L’annonce du retrait de l’AFC/M23 de la ville stratégique d’Uvira n’est pas le fruit d’un élan de générosité des insurgés, mais bien le résultat d’une pression diplomatique sans précédent exercée par Washington. Alors que l’encre des « Accords de Washington », signés le 4 décembre dernier sous l’égide de Donald Trump, est à peine sèche, le contraste était saisissant entre l’engagement solennel de Paul Kagame devant le monde et la reprise brutale des hostilités sur le terrain.

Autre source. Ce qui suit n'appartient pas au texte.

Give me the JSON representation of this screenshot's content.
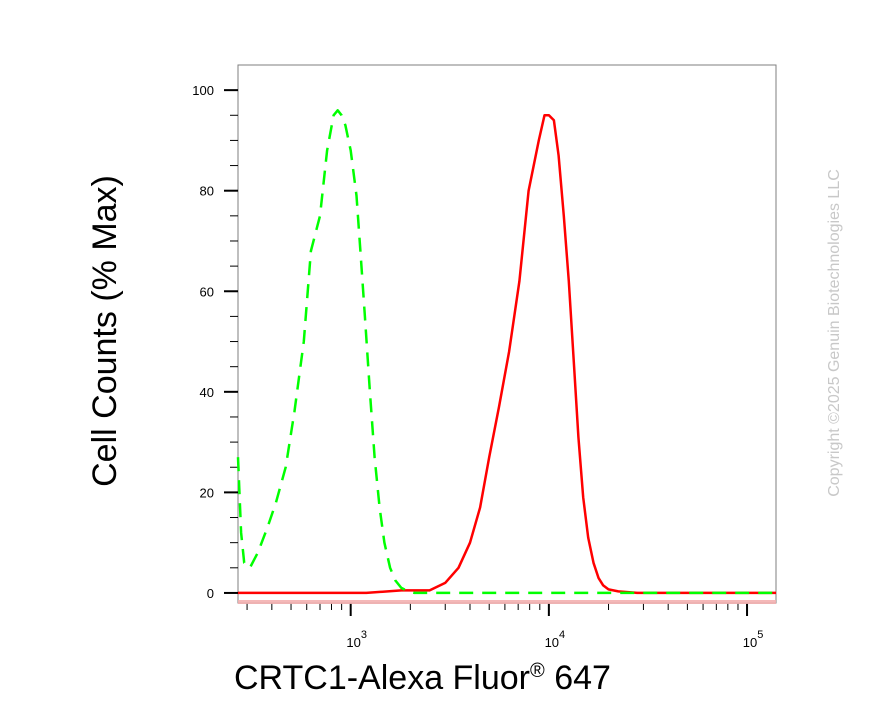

Lors d’un récent Conseil de sécurité et de multiples consultations dans les chancelleries, la position américaine a radicalement pivoté. Les diplomates de l’administration Trump ont clairement condamné le double jeu de Kigali, pointant du doigt la responsabilité directe de Paul Kagame dans l’incursion de ses supplétifs au Congo-Kinshasa, au mépris total des engagements pris aux États-Unis pour instaurer la paix.
Désormais, une véritable épée de Damoclès est suspendue au-dessus de la tête du régime rwandais : la menace de sanctions ciblées et massives. Pour la première fois depuis longtemps, les États-Unis ne se contentent plus de vagues appels à la désescalade. Ils brandissent le bâton des sanctions économiques et politiques, couplé à une riposte qui ne laissera plus de place à l’ambiguïté. Paul Kagame, malgré ses ambitions hégémoniques dans la région, se retrouve face à un ultimatum qui limite sa marge de manœuvre.
Ces premières retombées, matérialisées par le recul des rebelles à Uvira, sont porteuses d’un message d’espoir. Elles indiquent qu’il est possible de faire triompher le droit sur la force brute. Si la vigilance reste de mise, cette percée diplomatique suggère que l’encre peut, enfin, taire les armes et mettre un terme à l’effusion de sang qui martyrise l’Est de la République Démocratique du Congo depuis trop de décennies.